Les Cross, president and CEO of dj Orthopedics, said, “We will now turn our focus to the roll-out of the combined organization's sales strategies and on the timely integration of Aircast's manufacturing and administration functions. On the sales side, we have the opportunity to leverage the strength of both the DonJoy and Aircast brands in the U.S. and in Europe.“
He noted the complementary nature of the two company's products, dj Orthopedics strength in new bracing and Aircast's focus on ankle bracing.
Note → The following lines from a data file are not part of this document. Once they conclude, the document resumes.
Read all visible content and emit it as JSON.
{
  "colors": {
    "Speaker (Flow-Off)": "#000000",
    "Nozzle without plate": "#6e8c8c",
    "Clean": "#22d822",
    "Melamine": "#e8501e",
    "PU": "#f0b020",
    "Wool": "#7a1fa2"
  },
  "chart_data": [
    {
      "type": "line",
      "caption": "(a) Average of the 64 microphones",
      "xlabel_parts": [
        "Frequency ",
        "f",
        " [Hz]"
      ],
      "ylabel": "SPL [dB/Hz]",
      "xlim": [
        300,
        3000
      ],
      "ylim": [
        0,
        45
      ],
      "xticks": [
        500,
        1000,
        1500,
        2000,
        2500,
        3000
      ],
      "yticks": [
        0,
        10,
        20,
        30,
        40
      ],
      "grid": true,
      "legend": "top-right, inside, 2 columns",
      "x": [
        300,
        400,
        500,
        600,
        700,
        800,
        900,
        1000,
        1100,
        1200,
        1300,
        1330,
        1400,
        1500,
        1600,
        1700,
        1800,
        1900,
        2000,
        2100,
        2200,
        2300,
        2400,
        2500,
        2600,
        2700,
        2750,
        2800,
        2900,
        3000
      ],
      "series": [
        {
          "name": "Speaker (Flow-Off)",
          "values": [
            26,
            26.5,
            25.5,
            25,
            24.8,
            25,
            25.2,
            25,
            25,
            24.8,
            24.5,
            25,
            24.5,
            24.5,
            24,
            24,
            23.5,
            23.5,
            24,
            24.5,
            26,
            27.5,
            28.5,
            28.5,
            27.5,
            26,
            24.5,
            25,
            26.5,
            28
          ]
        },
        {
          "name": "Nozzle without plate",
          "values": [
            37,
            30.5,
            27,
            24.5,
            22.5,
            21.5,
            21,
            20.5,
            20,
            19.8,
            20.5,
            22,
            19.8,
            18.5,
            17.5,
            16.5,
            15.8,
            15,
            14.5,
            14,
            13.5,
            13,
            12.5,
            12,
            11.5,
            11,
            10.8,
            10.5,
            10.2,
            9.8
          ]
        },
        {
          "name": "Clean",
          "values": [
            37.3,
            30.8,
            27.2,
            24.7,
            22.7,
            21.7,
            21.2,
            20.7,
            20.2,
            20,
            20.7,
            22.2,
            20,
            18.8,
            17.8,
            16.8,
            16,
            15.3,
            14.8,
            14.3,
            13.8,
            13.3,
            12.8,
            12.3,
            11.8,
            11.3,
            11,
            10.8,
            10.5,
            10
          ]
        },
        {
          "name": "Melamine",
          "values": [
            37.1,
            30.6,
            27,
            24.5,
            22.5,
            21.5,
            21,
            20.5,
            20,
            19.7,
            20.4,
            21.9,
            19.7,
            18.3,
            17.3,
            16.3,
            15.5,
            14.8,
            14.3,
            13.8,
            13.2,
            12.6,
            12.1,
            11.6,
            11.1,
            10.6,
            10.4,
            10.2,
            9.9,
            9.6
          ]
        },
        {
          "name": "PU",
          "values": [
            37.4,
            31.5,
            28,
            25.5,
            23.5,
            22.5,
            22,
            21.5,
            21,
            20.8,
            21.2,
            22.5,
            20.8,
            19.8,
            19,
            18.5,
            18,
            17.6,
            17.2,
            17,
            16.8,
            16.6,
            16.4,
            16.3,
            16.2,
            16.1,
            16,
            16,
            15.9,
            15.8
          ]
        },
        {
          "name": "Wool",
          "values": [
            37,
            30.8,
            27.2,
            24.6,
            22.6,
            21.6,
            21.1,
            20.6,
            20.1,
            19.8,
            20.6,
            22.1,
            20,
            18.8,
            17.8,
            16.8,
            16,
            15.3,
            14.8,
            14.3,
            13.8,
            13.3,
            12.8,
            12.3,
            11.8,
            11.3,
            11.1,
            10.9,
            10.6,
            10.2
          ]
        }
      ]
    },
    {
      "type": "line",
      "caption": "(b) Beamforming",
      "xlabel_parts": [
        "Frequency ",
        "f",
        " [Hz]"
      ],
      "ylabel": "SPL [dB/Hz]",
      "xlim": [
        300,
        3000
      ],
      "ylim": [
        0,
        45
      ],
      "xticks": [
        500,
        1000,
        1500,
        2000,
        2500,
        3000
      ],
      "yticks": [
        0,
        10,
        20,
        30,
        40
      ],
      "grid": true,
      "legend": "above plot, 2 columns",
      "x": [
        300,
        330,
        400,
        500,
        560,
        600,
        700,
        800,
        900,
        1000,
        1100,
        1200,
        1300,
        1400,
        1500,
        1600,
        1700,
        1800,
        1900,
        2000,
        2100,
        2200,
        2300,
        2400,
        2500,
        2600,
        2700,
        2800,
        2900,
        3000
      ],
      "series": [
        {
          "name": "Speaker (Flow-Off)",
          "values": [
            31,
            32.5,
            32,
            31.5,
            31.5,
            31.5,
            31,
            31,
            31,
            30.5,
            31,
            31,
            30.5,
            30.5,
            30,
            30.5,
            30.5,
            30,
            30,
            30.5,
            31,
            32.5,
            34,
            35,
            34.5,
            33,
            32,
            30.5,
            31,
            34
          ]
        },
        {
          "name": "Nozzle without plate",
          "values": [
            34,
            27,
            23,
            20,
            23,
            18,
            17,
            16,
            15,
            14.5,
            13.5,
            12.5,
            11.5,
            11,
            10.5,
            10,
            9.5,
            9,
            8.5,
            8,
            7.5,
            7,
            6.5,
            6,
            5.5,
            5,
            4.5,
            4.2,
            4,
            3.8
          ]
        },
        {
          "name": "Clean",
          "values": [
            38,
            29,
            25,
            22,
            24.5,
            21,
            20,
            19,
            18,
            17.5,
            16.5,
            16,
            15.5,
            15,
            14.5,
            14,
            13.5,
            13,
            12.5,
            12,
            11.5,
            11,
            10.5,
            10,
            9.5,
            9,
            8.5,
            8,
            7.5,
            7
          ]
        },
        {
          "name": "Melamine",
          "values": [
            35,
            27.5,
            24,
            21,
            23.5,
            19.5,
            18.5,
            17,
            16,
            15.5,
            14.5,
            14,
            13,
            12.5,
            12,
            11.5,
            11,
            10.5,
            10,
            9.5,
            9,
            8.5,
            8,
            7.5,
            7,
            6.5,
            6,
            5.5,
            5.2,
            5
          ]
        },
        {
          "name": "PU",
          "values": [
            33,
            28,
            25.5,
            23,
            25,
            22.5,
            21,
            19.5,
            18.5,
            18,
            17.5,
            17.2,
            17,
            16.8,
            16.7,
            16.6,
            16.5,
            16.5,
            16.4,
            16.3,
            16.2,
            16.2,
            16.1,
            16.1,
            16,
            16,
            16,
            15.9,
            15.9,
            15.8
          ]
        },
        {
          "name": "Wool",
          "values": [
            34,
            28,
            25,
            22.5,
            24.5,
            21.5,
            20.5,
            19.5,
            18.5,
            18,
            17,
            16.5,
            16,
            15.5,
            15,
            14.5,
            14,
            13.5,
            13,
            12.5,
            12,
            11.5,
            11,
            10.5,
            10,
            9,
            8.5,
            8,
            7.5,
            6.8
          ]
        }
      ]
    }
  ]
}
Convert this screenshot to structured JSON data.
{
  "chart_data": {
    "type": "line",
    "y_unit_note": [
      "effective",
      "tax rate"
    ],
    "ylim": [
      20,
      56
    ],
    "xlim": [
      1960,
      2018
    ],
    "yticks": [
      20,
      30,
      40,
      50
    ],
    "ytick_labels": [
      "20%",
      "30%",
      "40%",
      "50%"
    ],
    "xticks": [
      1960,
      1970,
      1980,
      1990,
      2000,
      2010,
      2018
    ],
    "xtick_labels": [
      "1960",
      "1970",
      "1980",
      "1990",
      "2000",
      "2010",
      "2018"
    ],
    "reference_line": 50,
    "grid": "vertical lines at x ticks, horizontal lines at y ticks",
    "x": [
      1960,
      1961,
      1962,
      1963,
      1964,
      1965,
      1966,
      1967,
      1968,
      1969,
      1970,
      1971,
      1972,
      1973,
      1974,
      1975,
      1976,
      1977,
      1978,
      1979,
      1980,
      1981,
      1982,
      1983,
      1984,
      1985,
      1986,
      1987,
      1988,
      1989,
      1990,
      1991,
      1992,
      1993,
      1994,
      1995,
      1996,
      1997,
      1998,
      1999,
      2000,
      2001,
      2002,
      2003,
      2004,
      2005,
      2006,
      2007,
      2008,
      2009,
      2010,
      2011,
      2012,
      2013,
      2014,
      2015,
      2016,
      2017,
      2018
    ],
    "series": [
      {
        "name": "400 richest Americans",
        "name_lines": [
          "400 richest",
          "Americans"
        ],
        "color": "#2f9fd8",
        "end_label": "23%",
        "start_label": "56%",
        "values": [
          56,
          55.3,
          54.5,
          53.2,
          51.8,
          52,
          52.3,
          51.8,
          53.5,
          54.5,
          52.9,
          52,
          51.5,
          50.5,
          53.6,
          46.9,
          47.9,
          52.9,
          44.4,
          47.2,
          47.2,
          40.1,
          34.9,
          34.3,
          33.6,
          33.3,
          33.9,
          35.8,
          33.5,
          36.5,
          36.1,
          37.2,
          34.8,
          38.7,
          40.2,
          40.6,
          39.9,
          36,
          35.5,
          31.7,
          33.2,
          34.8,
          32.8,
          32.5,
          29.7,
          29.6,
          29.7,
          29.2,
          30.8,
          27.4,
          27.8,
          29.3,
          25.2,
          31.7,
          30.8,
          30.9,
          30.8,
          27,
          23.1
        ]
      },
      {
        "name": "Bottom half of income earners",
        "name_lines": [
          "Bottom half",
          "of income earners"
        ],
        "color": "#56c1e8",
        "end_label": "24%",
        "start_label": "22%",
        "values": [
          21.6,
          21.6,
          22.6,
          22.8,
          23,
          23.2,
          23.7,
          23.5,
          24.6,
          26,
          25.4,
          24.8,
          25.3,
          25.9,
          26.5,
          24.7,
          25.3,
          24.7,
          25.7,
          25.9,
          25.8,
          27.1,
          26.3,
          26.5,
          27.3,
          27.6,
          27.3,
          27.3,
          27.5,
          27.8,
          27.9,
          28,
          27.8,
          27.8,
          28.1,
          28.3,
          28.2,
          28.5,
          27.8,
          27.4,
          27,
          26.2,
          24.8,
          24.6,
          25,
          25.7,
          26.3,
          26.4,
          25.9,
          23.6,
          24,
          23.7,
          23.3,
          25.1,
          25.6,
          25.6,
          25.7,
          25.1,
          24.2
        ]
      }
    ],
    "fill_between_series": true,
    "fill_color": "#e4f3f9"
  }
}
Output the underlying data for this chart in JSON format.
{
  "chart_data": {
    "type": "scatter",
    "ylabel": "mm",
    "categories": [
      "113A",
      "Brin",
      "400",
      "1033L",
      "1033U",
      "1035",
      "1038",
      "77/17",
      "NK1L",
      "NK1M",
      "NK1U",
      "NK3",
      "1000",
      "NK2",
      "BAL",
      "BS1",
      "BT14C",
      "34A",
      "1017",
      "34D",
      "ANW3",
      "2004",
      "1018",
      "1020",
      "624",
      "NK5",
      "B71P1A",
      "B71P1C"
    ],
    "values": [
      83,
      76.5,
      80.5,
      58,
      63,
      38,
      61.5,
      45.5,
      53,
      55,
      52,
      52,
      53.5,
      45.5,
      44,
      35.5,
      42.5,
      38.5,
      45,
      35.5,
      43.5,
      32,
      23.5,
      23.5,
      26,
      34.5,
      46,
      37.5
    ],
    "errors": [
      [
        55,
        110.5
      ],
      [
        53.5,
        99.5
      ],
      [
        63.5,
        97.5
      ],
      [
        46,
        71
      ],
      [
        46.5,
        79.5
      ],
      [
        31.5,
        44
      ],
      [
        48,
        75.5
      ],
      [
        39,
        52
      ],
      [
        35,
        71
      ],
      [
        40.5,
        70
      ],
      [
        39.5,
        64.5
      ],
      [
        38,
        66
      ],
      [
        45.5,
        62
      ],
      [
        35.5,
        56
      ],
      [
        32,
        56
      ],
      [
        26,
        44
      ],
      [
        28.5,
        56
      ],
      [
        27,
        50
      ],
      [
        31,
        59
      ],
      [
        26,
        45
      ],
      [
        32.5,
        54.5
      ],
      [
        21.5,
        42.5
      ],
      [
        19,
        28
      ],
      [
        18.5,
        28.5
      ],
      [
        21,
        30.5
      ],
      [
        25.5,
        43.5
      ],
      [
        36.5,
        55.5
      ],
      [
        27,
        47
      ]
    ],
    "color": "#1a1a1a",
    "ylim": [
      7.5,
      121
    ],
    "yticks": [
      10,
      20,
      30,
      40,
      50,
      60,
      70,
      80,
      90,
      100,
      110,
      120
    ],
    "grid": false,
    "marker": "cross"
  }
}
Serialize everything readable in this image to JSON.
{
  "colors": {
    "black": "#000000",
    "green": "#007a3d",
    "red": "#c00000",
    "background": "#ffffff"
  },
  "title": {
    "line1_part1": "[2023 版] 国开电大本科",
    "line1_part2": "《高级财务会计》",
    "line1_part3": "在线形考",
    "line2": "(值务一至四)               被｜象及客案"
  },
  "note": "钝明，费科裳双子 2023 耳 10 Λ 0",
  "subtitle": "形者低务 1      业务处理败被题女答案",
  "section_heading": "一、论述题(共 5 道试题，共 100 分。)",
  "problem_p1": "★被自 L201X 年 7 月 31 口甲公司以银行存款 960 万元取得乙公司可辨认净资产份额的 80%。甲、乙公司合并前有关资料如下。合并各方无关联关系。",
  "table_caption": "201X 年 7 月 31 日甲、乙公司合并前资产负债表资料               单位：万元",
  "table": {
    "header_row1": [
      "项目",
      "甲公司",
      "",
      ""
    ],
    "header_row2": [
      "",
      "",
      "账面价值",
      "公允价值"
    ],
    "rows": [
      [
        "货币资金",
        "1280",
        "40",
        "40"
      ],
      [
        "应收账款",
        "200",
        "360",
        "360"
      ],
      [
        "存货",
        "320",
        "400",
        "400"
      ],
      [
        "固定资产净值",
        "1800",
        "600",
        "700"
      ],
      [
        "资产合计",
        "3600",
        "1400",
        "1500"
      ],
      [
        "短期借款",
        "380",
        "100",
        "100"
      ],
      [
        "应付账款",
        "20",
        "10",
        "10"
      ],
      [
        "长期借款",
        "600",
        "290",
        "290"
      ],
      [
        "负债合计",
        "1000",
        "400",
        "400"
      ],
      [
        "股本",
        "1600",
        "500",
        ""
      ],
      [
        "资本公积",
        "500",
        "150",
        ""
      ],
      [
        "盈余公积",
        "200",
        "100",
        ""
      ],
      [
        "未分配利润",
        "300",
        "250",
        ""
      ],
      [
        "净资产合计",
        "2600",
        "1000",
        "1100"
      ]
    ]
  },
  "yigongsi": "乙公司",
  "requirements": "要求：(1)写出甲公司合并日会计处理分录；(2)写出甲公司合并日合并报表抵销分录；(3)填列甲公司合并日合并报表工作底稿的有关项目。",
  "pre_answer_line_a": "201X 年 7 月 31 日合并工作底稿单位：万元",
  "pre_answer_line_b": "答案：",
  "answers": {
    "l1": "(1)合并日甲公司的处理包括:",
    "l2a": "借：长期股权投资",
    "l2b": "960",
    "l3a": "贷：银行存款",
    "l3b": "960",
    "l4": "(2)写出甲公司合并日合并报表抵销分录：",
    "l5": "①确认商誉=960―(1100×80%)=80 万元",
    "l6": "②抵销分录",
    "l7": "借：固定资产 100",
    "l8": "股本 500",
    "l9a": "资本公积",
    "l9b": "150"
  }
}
“The acquisition also complements and strengthens our existing franchises in fracture boots and in cold therapy products,“ Cross said. “We are also very excited about our new sales opportunities with Aircast's VenaFlow vascular system for the hospital-based prevention of deep vein thrombosis after surgery.“
Cross said that some of Aircast's administrative functions now will be moved from its New Jersey headquarters to dj Orthopedics' California headquarters to generate domestic operating synergies. “Also, we will soon begin relocating certain Aircast manufacturing operations into available capacity that we have at our award-winning production facility in Mexico. The expansion of this facility in Mexico is proceeding according to plan and should be completed by late summer.“
He predicted integration of the new business in six to nine months “and we therefore are on target to realize the full annualized benefit of $15 to $20 million in integration synergies in 2007.“
He noted syndication of the company's $350 million term loan financing for the acquisition was locked in at a “favorable“ rate of LIBOR plus 1.5%. “The size of the term loan was reduced from our original expectations due to our strong cash flow during the period since we announced the acquisition.“
He said that the company will report some details of its 2006 expectations in a May conference call.
Aircast's product line includes cold therapy systems, fracture boots and specialty products. The vascular systems business includes products to prevent deep vein thrombosis.
Fresenius Medical Care (Bad Homburg, Germany), the world's largest provider of dialysis products and services, reported that its subsidiaries, Fresenius Medical Care Holdings and Renal Care Group (Nashville, Tennessee), completed the sale of 96 freestanding renal dialysis centers to National Renal Institute , a wholly-owned subsidiary of DSI Holding (both Nashville, Tennessee), in accordance with a consent agreement with the Federal Trade Commission. The spin-off, the result of the Fresenius/Renal Care merger, was first reported in February (MDD, Feb. 17, 2006).
Fresenius said that nine more Illinois centers will be sold upon receiving Illinois regulatory okay, expected in 2Q06, as part of an agreement to sell 105 centers. Fresenius said it will receive about $511 million in cash for all of the centers being divested, subject to post-closing adjustments.
Fresenius, through a network of about 2,000 dialysis clinics worldwide, provides dialysis to around 157,000 patients.
DSI, a portfolio company of Centre Partners, acquires and operates dialysis treatment clinics, hospitals and acute care centers. Centre Partners has committed capital of roughly $780 million.
In other dealmaking activity:
• C. R. Bard (Murray Hill, New Jersey) reported completing its previously disclosed acquisition of Venetec International (San Diego, California). The deal for the purchase of Venetec for $166 million was first reported earlier this month (MDD, March 3, 2006).
Venetec's StatLock line of catheter securement products now will be marketed by Bard's Medical division in Covington, Georgia.
C. R. Bard is focused on providing technologies in the fields of vascular, urology, oncology and surgical specialties.
• Healthcare Quality Solutions (HQS; Tampa, Florida) reported acquiring substantially all of the assets of VantaHealth Technologies , including VantaHealth's flagship software product, the Analyzer.
For the purchase HQS will pay $950,000 in cash and 100,000 shares of HSS common stock. It said it expects the acquisition to add about $1.1 million to HQS's 2006 revenue.
HQS said the addition of the Analyzer and other VantaHealth assets will enable it to expand its services to home healthcare in preparation for the introduction of the Pay-for-Performance rules expected in 2007 by the Centers for Medicare and Medicaid Services (CMS).
HQS and VantaHealth services assist homecare businesses manage daily operations. The Analyzer provides decision support information based on the analysis of financial data extracted from the home healthcare company's billing system. HQS provides real-time decision support over the Web to homecare by analyzing patient assessment data at the patient's start-of-care and discharge mandated by CMS. HQS said it intends to deliver the VantaHealth services over the web as it does with its PPS Advantage services.
HQS is a subsidiary of Health Systems Solutions (also Tampa), an information technology services firm.